The Vision Quest Ceremony

by Sarah Brown

Meredith Little
Founder Meredith Little

Four days and nights alone in the California desert without food or shelter is not everyone’s idea of a good time, but for the vision questers of the School of Lost Borders, the gruelling ceremony is spirituality off-grid, an ancient rite for modern times, which generates a powerful experience of self and spirit, carried out far beyond the reach of organised religion.

The School of Lost Borders, based in the Eastern Californian Sierra in the “land of little rain” has offered rites of initiation for over 30 years to thousands of spiritual adventurers whose lives are in transition. Their blurb invites those struggling to progress from child to adult, adult to elder, married to divorced, healthy to ailing, to “write to Lost Borders or just forget that such a wild idea ever came into your head” and warns, “Do not attend the School of Lost Borders if you plan to remain the same person. You come here to lose your borders, your boundaries, your limitations”.

The vision questers who turn up to spend time alone in the desert seeking a vision are often preoccupied by the privation of going without food, perhaps for longer than they have in their lives before, but in practice their experience of the natural world around them, the discovery of their own place within it and the way it informs their ability to mark or make the transition they seek is usually far more powerful.

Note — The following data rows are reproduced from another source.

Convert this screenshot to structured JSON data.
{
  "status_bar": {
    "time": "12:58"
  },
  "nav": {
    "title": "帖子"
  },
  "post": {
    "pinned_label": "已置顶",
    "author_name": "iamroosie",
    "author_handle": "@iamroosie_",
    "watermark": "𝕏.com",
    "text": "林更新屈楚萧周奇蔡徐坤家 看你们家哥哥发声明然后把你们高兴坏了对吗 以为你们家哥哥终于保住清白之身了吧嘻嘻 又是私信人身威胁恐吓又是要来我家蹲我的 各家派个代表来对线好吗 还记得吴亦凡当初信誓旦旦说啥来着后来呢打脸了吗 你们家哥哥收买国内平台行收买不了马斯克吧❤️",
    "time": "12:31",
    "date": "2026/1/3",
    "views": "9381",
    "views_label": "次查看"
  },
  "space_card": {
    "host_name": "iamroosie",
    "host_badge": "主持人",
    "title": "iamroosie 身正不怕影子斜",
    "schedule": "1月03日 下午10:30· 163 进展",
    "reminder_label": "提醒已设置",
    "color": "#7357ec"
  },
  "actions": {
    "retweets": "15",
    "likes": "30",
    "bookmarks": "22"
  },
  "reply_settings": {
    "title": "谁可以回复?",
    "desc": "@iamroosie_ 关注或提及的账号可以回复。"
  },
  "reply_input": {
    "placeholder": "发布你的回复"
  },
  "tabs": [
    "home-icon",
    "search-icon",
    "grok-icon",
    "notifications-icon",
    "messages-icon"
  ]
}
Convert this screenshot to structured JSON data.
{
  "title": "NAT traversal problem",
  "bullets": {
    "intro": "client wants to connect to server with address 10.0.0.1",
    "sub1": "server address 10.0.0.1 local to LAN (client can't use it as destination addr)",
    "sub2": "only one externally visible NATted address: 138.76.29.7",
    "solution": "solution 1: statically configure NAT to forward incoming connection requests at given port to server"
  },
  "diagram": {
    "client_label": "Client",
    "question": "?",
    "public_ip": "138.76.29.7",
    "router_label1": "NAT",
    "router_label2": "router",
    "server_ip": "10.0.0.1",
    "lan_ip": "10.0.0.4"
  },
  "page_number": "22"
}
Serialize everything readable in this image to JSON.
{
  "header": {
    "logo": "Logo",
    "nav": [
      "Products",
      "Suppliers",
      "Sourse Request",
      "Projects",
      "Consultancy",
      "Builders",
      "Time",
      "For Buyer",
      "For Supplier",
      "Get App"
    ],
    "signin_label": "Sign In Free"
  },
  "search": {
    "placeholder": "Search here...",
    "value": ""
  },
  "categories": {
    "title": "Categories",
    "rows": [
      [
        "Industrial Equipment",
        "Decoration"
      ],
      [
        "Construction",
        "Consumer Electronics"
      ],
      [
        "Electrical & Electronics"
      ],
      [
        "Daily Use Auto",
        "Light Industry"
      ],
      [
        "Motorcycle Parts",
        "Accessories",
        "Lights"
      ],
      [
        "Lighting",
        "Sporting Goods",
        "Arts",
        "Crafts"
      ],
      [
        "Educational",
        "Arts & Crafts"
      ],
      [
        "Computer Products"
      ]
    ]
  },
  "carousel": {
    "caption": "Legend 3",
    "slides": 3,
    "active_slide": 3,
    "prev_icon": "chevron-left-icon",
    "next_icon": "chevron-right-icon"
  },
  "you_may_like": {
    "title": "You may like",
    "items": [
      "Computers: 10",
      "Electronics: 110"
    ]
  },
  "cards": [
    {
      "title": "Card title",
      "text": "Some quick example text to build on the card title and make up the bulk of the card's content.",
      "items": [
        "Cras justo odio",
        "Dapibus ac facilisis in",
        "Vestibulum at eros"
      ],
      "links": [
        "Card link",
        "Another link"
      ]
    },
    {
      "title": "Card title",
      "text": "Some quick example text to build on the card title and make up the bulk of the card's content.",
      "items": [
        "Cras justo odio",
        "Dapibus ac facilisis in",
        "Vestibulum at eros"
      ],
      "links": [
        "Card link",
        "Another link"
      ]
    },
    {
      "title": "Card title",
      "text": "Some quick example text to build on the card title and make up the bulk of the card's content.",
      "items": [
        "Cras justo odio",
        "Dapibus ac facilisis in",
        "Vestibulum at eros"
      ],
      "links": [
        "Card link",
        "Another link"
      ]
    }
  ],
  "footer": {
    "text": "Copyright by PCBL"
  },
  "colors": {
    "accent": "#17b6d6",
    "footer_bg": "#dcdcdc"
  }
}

Upon their return to the community from solitude, vision questers are asked to tell the story of their time apart, of insights and encounters with animals, insects and spirits, and to hear their story “mirrored” back to them. In this way the vision quester is initiated into his or her own life, becomes the hero of his or her own story and becomes acquaintedwith the allies and guardians who will provide help and protection on the journey.